Et pour ce qui est de tout ce système de croyances qui banalise la discrimination par rapport à la couleur de la peau, il repose, tout comme le phénomène des anges-poupées, sur l’irrationnel. Et il faut voir que cette irrationalité, déguisée en culture, sert de paravent pour la rationalité, celle que le chroniqueur détaillait en expliquant la différence entre « les gens des villes » et « les gens des campagnes », ainsi que le mépris des uns envers les autres, ce qui bien sûr encourage l’envie des méprisés, d’où la popularité des crèmes blanchissantes. Dans ce cas, il faut constater que la culture (et la religion) sert à donner bonne conscience au mépris, qui peut être ainsi relégué à l’inconscient et célébré par l’hypocrisie de la spiritualité.
Il en va de même pour toutes les cultures qui reposent sur des superstitions, quand elles inscrivent dans leurs moeurs des discriminations acceptées officiellement. Et par superstitions, il faut bien y voir aussi et surtout la force des religions.
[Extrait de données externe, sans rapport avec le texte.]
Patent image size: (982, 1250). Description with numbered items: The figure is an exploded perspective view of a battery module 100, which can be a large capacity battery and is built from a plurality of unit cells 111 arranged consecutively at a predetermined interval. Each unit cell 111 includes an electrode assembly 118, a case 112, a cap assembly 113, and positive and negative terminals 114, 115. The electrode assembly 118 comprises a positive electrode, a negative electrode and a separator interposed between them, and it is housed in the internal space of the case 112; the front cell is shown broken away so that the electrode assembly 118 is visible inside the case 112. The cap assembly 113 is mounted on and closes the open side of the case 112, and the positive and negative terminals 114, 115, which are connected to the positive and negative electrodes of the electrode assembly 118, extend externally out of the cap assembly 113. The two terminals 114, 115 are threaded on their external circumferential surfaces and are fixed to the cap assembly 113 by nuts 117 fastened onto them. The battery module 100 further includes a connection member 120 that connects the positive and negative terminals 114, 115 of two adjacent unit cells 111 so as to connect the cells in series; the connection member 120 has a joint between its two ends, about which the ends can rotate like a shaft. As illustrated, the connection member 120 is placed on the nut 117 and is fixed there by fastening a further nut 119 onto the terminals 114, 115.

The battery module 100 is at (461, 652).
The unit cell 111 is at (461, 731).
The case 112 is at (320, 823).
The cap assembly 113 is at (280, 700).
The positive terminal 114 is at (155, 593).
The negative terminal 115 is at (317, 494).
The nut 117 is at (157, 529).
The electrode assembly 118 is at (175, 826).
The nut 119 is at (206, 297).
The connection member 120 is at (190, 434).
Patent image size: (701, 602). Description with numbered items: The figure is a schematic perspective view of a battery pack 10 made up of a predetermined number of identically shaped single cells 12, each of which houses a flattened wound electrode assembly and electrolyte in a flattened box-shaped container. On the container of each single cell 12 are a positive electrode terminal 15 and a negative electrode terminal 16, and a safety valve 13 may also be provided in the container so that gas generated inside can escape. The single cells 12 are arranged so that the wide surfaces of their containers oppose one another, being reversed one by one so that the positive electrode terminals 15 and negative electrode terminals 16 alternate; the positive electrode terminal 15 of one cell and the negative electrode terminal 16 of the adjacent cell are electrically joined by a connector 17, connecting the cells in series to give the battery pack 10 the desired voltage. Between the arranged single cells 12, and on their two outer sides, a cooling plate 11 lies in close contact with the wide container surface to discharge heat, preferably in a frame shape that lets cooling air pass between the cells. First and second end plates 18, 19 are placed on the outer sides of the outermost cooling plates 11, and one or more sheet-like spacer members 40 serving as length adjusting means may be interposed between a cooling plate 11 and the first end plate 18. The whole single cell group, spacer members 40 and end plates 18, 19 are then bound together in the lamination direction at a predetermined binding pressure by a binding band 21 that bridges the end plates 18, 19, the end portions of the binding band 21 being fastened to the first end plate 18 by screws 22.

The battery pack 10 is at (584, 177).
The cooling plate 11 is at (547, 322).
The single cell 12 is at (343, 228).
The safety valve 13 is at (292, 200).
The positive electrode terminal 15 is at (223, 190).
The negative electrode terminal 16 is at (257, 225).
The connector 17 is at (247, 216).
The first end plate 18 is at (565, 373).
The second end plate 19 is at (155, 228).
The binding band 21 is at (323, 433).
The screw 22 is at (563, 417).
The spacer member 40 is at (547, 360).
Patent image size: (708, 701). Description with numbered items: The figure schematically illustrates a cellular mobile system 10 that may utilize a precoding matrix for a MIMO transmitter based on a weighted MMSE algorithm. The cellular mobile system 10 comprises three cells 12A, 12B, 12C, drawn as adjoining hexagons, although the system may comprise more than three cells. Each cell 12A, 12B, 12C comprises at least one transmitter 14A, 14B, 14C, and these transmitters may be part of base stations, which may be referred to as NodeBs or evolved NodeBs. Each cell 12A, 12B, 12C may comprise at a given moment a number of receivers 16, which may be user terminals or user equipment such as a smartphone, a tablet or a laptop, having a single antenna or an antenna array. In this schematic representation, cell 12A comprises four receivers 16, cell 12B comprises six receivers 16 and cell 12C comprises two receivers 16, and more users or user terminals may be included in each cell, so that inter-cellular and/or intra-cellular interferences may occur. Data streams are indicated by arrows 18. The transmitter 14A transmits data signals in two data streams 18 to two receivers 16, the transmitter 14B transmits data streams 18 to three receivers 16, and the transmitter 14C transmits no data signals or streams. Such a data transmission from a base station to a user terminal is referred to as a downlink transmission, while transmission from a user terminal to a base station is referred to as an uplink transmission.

Si l’utilité des religions est de trouver un sens à la vie, individuelle et collective, on voit bien avec l’exemple plus haut qu’elles réussissent aussi à trouver un sens utilitaire pour maintenir les inégalités et les iniquités, pour magnifier ce que l’aventure humaine a de moins reluisant : la loi de la jungle.
Ce qu’il faut comprendre et retenir de tout ça, c’est que la liberté de religion (et la liberté culturelle) ne devrait pas bénéficier d’une protection légale ni d’une acceptation sociale quand elle dessert manifestement le progrès social, en banalisant le rejet des individus sur la base de traits génétiques, physiques, de genre et même de croyances religieuses, quand ce dernier aspect ne fait pas partie du problème structurel à combattre.
Et au-delà de la problématique négative, il faut aussi combattre ses manifestations plus anodines, puisqu’elles sont le lubrifiant qui rendent l’inacceptable acceptable, par accoutumance, pour ceux qui sont pris dans la dynamique culturo-religieuse, et par acculturation, pour ceux qui en sont extérieurs, avec l’aide de l’exotisme.
Pour arriver à dénier l’absurdité d’un ange-poupée qui se retrouve attablé devant de la vraie nourriture alors qu’assurément des gens crèvent de faim pas très loin de là, il faut tout un système de croyances autour pour hypnotiser la raison. Pour arriver à rendre normal le désir de se blanchir la peau, il faut toute une culture, avec ses habitudes anodines et ses rites innocents, légitimés ou non par la religion, pour consentir avec joie à une pratique dangereuse pour ceux qui ont les moyens et discriminante pour les autres qui se retrouvent encore plus dans le camp des laissés-pour-compte.
Comme on le voit, toute culture n’est pas bonne, alors, gardons notre respect pour ce qui est respectable et qui participe, en tout réalisme, au progrès humain.